La Chine demande à ses entreprises de délaisser les GPU Nvidia
Dans un contexte de tensions croissantes avec les États-Unis, la Chine vient de franchir un nouveau cap dans sa quête de souveraineté technologique. Le gouvernement chinois a en effet demandé à ses entreprises de cesser d'acheter les processeurs graphiques (GPU) du géant américain Nvidia, au profit d'alternatives nationales comme celles développées par Huawei.
Washington serre la vis sur les exportations de puces
Depuis 2021, l'administration américaine a progressivement renforcé les restrictions sur l'export vers la Chine des puces les plus avancées, notamment les GPU A100 et H100 de Nvidia qui sont massivement utilisés pour l'entraînement des modèles d'IA. Pour contourner ces mesures, Nvidia avait dans un premier temps développé des versions bridées de ces composants, les A800 et H800, mais Washington a fini par les interdire également fin 2023.
Malgré ces restrictions, la Chine reste le 3ème marché de Nvidia. Mais Pékin entend bien s'affranchir de cette dépendance en développant sa propre filière de semi-conducteurs. Si le retard était important au départ, des progrès notables ont été réalisés récemment.
Huawei sur le devant de la scène
Le géant chinois des télécoms Huawei, lui-même dans le collimateur de Washington, a notamment dévoilé l'an dernier l'Ascend 910, une puce taillée pour l'IA qui serait aussi performante que le A100 de Nvidia. Une nouvelle version encore plus puissante, le 910C, serait actuellement en phase de test.

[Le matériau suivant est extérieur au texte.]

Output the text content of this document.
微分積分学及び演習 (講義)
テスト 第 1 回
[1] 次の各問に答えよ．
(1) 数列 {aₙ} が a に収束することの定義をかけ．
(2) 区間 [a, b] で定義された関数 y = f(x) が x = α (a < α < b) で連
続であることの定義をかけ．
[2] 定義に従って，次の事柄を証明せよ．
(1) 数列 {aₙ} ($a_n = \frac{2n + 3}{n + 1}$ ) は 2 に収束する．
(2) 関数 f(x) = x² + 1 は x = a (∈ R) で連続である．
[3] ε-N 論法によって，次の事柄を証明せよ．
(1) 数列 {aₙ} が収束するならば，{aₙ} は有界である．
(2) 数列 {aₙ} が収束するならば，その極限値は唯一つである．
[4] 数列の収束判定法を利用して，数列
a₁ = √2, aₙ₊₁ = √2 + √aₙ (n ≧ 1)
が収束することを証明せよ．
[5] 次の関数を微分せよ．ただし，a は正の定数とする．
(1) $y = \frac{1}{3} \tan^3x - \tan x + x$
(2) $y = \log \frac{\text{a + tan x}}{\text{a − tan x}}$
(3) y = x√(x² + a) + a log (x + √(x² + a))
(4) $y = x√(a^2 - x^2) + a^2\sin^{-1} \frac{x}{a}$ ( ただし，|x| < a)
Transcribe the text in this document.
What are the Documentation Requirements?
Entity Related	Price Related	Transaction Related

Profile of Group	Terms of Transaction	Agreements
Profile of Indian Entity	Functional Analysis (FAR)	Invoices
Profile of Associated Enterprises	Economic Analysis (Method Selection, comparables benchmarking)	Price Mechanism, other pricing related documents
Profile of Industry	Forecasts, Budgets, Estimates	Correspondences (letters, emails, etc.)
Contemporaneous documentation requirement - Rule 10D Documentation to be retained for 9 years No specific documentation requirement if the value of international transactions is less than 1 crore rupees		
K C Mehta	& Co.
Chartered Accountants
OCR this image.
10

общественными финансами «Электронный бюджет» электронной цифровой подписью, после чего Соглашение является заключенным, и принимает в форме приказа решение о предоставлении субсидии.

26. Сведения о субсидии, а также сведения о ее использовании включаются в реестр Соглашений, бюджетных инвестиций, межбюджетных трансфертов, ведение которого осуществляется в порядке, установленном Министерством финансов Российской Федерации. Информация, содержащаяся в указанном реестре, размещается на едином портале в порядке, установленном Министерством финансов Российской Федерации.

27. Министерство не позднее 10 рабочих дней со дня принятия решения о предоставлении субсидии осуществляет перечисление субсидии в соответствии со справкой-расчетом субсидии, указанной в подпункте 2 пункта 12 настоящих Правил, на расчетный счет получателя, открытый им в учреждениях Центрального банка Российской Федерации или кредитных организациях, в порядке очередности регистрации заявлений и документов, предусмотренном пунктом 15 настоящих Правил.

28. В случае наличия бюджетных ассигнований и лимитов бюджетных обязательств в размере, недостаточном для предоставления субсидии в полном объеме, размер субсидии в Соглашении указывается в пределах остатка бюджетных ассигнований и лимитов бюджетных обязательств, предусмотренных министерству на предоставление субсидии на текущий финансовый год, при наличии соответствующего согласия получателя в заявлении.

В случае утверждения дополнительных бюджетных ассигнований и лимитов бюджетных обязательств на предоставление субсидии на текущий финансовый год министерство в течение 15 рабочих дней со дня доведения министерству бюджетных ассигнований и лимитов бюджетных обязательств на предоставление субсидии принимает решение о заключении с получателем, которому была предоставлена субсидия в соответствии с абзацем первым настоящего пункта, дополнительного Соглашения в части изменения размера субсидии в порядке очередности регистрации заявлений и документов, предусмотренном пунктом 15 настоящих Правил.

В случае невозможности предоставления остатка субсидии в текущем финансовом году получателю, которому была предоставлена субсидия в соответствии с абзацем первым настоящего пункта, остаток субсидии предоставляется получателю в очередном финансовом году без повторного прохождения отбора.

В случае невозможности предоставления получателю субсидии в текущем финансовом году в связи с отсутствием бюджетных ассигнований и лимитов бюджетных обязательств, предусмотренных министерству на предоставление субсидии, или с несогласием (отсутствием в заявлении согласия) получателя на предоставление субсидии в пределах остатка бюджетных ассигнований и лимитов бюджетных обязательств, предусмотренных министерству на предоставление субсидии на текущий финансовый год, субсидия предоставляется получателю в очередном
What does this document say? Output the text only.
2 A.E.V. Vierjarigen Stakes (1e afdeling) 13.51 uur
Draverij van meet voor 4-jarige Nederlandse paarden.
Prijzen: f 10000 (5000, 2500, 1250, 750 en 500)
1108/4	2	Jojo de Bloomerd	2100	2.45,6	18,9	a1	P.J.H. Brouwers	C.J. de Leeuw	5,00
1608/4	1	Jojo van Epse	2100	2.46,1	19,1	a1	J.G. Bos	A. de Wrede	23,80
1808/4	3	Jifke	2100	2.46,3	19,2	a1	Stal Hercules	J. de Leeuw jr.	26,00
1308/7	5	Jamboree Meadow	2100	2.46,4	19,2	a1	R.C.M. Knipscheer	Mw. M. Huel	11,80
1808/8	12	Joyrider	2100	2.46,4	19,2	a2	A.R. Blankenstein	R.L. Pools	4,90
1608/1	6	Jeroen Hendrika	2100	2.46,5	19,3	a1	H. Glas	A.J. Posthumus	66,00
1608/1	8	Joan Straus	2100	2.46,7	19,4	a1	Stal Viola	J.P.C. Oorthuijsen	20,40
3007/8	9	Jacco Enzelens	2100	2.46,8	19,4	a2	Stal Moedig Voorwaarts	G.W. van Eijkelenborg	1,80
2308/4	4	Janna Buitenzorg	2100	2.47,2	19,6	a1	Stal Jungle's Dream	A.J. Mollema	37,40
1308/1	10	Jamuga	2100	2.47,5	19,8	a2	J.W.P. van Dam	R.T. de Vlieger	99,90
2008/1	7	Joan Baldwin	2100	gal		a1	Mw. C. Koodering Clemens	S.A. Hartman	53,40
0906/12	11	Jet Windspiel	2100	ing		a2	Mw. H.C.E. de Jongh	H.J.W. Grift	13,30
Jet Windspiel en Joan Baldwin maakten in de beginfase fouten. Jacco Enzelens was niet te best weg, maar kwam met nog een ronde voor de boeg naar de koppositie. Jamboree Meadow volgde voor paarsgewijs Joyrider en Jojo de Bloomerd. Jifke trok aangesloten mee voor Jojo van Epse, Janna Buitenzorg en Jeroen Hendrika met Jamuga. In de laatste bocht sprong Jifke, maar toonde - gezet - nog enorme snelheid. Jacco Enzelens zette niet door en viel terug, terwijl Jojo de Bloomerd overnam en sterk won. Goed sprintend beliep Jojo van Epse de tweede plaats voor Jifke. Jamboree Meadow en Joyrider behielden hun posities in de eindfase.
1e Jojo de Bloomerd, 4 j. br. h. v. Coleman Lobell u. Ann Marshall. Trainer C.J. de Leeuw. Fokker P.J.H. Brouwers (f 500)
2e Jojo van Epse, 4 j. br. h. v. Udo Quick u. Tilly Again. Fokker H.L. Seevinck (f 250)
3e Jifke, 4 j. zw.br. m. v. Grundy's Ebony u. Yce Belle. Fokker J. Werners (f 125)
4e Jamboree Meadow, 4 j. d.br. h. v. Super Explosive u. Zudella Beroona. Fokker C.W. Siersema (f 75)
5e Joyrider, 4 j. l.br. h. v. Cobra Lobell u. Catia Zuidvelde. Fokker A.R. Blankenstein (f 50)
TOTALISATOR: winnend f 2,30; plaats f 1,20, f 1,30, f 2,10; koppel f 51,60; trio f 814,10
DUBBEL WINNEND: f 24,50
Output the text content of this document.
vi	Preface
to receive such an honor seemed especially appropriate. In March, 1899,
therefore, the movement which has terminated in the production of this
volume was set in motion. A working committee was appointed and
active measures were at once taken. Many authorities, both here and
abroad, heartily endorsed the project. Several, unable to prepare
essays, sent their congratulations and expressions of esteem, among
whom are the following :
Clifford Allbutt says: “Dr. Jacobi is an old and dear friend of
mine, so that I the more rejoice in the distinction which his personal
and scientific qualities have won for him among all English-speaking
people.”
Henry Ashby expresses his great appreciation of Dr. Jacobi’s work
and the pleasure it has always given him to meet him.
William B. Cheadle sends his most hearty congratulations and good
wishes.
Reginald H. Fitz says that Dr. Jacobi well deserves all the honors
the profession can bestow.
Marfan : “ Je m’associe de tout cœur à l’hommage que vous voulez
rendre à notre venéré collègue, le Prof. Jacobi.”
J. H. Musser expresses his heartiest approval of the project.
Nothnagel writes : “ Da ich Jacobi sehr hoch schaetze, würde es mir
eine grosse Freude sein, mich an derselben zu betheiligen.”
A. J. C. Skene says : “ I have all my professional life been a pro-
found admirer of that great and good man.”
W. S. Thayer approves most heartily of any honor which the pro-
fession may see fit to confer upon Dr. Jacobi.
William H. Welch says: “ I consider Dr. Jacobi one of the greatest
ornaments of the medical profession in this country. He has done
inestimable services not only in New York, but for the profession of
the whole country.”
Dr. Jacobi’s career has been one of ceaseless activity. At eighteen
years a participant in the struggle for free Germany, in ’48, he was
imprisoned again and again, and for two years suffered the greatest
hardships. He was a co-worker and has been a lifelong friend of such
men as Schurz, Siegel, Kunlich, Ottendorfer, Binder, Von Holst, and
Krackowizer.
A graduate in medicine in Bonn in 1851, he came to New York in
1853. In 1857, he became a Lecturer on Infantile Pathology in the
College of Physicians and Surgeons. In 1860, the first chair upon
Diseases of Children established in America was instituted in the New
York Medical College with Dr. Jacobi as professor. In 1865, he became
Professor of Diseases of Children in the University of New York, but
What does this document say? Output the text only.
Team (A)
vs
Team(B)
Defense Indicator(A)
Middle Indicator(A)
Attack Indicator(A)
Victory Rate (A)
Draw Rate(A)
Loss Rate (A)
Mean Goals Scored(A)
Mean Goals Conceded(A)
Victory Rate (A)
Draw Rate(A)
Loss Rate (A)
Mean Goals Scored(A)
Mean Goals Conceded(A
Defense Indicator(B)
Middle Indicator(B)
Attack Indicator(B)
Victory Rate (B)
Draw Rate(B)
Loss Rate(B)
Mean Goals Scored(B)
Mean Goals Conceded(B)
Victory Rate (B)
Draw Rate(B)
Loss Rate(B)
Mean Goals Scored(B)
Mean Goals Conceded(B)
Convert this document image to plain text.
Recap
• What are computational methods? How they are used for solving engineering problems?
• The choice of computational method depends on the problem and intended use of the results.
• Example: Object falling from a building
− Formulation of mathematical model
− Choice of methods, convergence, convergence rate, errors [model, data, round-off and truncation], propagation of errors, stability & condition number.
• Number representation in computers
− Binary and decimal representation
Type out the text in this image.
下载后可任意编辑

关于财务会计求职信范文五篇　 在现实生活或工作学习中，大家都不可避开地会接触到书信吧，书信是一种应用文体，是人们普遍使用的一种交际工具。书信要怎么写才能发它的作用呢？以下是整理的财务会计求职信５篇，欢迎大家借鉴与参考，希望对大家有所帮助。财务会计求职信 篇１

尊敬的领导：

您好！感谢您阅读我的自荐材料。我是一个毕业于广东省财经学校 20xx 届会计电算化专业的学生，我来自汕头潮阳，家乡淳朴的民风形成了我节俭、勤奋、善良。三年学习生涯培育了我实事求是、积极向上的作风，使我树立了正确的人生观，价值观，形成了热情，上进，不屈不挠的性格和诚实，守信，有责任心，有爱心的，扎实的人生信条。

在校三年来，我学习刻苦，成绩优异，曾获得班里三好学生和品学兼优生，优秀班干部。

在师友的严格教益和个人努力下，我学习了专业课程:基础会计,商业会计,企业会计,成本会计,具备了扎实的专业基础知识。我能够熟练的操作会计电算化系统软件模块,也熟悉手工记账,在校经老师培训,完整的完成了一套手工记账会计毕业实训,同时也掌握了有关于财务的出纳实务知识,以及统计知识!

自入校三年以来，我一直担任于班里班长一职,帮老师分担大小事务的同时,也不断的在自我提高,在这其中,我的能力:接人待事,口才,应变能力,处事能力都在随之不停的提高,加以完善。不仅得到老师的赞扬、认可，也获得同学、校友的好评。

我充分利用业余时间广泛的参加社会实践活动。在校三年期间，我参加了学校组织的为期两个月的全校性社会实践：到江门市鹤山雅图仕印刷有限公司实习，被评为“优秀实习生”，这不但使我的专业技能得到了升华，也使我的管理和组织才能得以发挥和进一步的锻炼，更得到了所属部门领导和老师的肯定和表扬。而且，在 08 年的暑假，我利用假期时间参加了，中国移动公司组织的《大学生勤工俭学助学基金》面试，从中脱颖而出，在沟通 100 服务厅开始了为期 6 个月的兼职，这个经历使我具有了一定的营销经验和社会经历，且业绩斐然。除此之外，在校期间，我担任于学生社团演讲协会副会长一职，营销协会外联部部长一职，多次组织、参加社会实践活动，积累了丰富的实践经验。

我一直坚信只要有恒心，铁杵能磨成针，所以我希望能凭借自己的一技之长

L'Ascend 910 n'a rien à envier aux GPU de Nvidia en termes de performances pour l'IA. C'est une alternative 100% chinoise crédible.
– Un ingénieur de Huawei
Dans ce contexte, les instructions de Pékin à ses entreprises d'acheter chinois prennent tout leur sens. Plusieurs grandes firmes comme China Telecom assurent d'ailleurs avoir déjà conçu des modèles de langage performants en utilisant uniquement des puces made in China.
Des obstacles technologiques demeurent
La route vers la souveraineté numérique chinoise est cependant encore longue. Le plus gros défi concerne la production des composants les plus avancés, pour lesquels les fondeurs chinois dépendent encore largement d'équipements étrangers, notamment les machines de lithographie extrême ultra-violet (EUV) du néerlandais ASML dont l'export est de plus en plus restreint.
Là aussi, des alternatives locales commencent à voir le jour, mais leur montée en puissance prendra du temps. En attendant, la Chine mise sur des astuces pour contourner les sanctions, comme l'utilisation de plateformes cloud américaines pour accéder aux puces Nvidia.
Un paysage technologique de plus en plus fragmenté
Au final, cette nouvelle étape dans la rivalité sino-américaine sur le front technologique illustre la fragmentation croissante de cet écosystème autrefois mondialisé. D'un côté les États-Unis et leurs alliés qui verrouillent l'accès à leurs technologies les plus critiques. De l'autre, une Chine déterminée à développer sa propre base industrielle et technologique pour ne plus dépendre de l'étranger.
Une stratégie du découplage qui n'est pas sans risque, tant l'interdépendance des chaînes de valeur est forte dans le secteur des semi-conducteurs. Mais le fait que des alternatives crédibles aux champions américains commencent à émerger en Chine montre que Pékin est en train de marquer des points dans cette partie d'échecs géopolitique. Reste à savoir quel en sera le prochain coup.